I would like to keep the async behavior and ui synchronization encapsulated in the gateway. Would it be better to have the asynchronous behavior implemented on the WCF side? Basically I'm interested if I can implement the above code more generically for other methods, or if there's a better way all together.

Provided that you're targeting at least VS 2012 and .NET 4.5, async/await is the way to go.

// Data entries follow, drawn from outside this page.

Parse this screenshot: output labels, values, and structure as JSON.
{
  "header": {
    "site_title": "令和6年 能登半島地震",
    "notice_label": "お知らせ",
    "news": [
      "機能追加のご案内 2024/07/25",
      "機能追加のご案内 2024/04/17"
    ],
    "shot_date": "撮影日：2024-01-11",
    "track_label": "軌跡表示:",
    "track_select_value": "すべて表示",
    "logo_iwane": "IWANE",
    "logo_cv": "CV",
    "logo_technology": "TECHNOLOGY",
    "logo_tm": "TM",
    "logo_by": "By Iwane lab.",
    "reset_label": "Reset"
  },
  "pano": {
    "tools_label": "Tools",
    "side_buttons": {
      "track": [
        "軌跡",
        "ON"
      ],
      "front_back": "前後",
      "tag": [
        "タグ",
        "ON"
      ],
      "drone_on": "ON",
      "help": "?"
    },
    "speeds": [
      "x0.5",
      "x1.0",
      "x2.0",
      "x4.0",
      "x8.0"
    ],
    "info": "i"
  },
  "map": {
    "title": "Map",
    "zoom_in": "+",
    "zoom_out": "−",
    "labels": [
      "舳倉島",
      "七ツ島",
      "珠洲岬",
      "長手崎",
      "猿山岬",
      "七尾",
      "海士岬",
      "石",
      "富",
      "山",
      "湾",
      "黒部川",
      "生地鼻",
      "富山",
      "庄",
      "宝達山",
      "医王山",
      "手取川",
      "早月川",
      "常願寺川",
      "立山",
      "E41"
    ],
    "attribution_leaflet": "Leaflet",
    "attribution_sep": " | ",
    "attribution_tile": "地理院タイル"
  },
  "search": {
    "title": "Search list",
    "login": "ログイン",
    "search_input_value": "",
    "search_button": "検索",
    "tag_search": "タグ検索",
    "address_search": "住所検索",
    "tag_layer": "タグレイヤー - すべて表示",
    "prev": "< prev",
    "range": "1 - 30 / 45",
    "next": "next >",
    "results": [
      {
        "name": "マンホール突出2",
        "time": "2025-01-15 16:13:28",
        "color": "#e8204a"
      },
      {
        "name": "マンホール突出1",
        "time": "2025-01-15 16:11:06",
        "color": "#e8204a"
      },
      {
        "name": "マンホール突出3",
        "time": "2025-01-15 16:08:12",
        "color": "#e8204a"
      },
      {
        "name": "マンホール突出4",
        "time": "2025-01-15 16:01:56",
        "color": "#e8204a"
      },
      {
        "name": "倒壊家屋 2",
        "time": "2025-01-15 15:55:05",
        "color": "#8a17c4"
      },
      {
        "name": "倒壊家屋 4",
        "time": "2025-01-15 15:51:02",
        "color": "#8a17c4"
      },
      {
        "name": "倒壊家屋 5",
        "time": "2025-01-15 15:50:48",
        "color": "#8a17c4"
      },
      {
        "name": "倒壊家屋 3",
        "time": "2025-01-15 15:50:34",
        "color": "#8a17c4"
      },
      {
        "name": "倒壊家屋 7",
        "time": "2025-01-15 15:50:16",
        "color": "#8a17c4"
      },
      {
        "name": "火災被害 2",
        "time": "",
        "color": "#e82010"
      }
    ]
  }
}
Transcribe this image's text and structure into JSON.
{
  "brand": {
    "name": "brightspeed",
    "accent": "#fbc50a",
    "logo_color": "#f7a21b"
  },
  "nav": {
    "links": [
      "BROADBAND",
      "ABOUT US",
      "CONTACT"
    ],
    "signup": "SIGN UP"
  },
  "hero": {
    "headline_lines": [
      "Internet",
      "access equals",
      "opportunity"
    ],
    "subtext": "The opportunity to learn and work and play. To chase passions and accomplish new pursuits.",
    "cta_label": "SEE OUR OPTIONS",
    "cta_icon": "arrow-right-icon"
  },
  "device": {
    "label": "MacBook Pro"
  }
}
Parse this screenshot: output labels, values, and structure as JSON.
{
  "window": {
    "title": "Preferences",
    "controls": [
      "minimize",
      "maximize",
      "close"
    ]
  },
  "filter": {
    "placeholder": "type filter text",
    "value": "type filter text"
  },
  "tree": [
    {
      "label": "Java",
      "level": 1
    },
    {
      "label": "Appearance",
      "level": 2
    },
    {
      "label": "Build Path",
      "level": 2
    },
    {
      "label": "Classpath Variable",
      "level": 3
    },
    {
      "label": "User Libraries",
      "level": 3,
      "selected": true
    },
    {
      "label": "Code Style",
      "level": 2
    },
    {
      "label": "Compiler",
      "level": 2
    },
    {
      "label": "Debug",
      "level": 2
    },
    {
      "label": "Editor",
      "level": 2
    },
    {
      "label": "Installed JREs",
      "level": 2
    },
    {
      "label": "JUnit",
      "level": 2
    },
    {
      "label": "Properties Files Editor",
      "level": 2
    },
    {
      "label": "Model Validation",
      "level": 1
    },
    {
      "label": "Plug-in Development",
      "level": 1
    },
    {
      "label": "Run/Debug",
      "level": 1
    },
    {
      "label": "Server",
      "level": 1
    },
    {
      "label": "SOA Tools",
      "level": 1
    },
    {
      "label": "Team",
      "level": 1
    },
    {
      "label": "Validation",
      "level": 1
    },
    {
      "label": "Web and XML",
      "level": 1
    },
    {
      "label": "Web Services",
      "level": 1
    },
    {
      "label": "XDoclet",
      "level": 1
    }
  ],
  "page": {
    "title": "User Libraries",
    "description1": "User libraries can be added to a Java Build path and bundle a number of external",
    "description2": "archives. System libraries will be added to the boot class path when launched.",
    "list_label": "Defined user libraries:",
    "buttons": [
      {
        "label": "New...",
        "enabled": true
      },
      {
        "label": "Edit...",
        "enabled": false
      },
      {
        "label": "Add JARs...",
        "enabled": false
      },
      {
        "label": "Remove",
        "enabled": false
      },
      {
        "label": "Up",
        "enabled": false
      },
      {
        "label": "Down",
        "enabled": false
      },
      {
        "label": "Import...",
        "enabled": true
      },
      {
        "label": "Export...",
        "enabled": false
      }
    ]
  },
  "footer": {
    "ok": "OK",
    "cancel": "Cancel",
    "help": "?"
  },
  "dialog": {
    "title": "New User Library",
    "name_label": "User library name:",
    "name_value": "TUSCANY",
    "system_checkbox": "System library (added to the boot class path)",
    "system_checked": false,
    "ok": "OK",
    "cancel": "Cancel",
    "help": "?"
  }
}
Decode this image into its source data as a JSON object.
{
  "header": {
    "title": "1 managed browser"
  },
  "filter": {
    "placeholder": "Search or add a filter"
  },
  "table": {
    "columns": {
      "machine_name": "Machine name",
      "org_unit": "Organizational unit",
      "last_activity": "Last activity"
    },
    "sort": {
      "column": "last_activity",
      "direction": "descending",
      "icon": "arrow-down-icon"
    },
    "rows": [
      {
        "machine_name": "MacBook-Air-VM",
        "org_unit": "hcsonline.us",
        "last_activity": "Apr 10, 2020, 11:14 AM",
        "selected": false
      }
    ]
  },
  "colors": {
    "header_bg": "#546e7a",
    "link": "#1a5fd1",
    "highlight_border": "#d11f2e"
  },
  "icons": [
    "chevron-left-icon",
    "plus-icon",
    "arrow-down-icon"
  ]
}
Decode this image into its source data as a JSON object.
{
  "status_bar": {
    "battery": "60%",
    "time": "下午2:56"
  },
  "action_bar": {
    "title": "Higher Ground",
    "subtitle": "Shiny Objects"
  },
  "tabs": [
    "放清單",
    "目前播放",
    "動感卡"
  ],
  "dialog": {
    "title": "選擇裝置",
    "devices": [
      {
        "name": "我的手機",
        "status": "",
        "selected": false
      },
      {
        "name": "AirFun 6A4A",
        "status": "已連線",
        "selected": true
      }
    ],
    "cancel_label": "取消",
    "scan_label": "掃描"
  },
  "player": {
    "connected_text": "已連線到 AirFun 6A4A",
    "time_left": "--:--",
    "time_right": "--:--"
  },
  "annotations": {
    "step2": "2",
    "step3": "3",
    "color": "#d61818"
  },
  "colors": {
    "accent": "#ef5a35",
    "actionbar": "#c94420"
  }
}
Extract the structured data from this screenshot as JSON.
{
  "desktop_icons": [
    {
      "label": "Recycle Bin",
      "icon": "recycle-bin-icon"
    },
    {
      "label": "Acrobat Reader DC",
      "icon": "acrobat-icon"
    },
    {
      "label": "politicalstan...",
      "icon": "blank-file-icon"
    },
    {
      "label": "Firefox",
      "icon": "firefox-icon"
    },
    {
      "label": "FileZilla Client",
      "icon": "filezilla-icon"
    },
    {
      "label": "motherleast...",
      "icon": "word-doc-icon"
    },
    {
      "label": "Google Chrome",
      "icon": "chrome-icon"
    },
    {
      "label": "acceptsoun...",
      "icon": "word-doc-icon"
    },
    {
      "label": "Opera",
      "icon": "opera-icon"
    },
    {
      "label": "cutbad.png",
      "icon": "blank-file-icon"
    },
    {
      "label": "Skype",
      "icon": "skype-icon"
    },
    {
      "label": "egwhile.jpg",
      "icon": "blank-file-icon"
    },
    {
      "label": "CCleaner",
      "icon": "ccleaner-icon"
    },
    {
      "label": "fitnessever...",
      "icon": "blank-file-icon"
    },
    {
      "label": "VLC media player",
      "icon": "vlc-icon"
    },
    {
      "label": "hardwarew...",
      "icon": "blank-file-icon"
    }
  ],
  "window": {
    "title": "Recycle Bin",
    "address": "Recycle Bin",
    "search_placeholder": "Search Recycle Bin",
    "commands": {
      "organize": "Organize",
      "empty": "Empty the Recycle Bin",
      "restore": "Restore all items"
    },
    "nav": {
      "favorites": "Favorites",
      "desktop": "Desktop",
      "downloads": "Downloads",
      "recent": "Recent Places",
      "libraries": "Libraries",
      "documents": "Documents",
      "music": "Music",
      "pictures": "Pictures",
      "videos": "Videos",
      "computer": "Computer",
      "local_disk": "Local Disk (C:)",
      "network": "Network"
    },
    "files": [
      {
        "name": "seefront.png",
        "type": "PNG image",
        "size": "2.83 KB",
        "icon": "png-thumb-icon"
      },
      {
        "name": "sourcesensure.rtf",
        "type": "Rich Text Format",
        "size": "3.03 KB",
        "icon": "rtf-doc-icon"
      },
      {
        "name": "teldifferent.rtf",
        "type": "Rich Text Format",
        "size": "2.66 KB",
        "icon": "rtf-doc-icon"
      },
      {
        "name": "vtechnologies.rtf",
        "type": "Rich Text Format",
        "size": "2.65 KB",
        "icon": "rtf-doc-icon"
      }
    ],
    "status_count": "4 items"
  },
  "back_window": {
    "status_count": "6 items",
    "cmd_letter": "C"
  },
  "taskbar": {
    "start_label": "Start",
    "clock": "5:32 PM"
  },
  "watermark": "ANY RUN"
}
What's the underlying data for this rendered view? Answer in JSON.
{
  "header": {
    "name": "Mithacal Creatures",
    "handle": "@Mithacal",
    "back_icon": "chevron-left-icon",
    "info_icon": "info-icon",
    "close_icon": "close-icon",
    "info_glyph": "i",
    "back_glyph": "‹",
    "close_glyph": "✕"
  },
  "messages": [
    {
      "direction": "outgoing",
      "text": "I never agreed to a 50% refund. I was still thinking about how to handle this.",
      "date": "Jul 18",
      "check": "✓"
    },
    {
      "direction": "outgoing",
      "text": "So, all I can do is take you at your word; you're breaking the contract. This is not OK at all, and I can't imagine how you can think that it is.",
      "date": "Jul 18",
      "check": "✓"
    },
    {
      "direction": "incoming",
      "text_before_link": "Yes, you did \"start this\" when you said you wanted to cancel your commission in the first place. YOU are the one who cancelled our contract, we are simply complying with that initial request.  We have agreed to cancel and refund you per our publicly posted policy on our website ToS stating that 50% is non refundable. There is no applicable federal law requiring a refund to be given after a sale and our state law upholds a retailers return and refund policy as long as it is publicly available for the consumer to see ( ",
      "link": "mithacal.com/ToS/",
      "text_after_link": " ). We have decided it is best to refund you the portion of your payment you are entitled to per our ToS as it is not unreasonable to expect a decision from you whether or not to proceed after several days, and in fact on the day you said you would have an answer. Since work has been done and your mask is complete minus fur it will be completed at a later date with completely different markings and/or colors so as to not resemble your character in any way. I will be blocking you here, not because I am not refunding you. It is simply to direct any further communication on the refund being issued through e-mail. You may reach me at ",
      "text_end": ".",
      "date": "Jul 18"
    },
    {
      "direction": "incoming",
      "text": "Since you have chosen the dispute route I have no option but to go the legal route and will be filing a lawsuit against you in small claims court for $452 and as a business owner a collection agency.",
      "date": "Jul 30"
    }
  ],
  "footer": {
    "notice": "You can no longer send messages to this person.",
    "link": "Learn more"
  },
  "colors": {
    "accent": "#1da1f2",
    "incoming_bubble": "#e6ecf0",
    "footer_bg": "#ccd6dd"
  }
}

Note the lack of SynchronizationContext reference - it's captured under the covers before the await , and posted back to once the async operation has completed.

public async Task Login(string userName, Action<bool> callback)
{
    // The delegate passed to `Task.Run` is executed on a ThreadPool thread.
    bool loginResult = await Task.Run(() => _proxy.Login(userName));

    // OR
    // await _proxy.LoginAsync(UserName);
    // if you have an async WCF contract.

    // The callback is executed on the thread which called Login.
    callback(loginResult);
}

Task.Run is primarily used to push CPU-bound work to the thread pool, so the example above does abuse it somewhat, but if you don't want to rewrite the contract implemented by MessagingServiceClient to use asynchronous Task -based methods, it is still a pretty good way to go.

Or the .NET 4.0 way (no async/await support):

public Task Login(string userName, Action<bool> callback)
{
    // The delegate passed to `Task.Factory.StartNew`
    // is executed on a ThreadPool thread.
    var task = Task.Factory.StartNew(() => _proxy.Login(userName));

    // The callback is executed on the thread which called Login.
    var continuation = task.ContinueWith(
        t => callback(t.Result),
        TaskScheduler.FromCurrentSynchronizationContext()
    );

    return continuation;
}

This is a bit of a departure from the way you're currently doing things in that it is the responsibility of the caller to ensure that Login is getting called on the UI thread if they want the callback to be executed on it. That is, however, standard practice when it comes to async , and while you could keep a reference to the UI SynchronizationContext or TaskScheduler as part of your ChatServiceGateway to force the callback/continuation to execute on the right thread, it will blow out your implementation and personally (and this is just my opinion ) I would say that that's a bit of a code smell.